Amazon, I love your selection of items that are so apropos…

Anyway…

So my mother goes in for open heart surgery on Wednesday, just a few days from now. And I’m freaking the fuck out…

I know, they do them all the time, the death rate is only 1-2%, chance of complications like bleeding or infection is 25%, but still… Think about this! They’re going to take veins from my mother’s legs, cut into her heart, which is, you know, kind of important to have, put in the leg veins and create Frankenheart… It’s no wonder so many surgeons suffer from megalomania! They really do think they’re gods because they play god every fucking day! I don’t care what the odds of things are and I don’t want to hear percentages. What I want is for the surgeon to not be a pompous douche canoe and not treat my mother like she’s a statistic. She’s my mother… Treat her like a person or I will punch you in the dick and make you cry like the little bitch you are…

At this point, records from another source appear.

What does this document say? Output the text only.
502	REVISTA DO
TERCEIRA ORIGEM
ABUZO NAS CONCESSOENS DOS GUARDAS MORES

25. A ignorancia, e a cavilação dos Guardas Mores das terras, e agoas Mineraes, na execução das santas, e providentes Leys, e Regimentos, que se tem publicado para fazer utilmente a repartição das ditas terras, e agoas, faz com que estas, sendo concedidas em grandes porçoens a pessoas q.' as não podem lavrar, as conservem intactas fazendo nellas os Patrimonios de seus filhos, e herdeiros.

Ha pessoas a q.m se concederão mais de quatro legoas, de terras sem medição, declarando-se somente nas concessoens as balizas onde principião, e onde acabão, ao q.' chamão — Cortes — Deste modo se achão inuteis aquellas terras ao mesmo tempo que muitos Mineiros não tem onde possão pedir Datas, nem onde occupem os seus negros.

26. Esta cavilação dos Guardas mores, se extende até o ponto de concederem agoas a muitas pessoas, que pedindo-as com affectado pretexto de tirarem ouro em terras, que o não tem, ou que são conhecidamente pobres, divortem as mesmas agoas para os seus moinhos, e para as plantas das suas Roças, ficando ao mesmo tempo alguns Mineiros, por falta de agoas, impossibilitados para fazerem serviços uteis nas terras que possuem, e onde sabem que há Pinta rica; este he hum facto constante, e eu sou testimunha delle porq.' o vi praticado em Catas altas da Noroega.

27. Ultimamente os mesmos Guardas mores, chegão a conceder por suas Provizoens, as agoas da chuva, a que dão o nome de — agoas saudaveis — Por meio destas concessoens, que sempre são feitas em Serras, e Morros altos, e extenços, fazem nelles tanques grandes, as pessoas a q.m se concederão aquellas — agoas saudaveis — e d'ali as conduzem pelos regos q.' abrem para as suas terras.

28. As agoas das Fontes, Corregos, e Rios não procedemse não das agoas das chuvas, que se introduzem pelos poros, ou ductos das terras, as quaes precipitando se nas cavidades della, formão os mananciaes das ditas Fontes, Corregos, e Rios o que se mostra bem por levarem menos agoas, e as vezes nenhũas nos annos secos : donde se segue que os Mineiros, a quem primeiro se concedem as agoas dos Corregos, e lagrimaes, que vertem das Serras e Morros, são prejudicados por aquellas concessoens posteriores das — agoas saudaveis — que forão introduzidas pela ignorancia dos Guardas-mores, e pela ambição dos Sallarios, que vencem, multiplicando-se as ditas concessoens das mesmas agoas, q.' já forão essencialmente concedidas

See, this is how stressed I’ve been. Shit like that has literally been just flying out of my mouth at inappropriate times to the wrong people or in front of the wrong people or just in general… I called my shrink yesterday, hoping for a little extra meds to get me through this. He wants me to call a therapist. Are you shitting me?! I’ve been going to therapy since I was 17 and it hasn’t done a fucking thing yet for me! No wonder my mother keeps asking me how I’m feeling. She’s probably worried I’ll end up getting arrested…

What I’m attempting, metaphorically, at the moment…

“For long you live and high you fly, But only if you ride the tide, And balance on the biggest wave and race towards and early grave…”

I think Pink Floyd best describes what I’m feeling right now… And that’s it.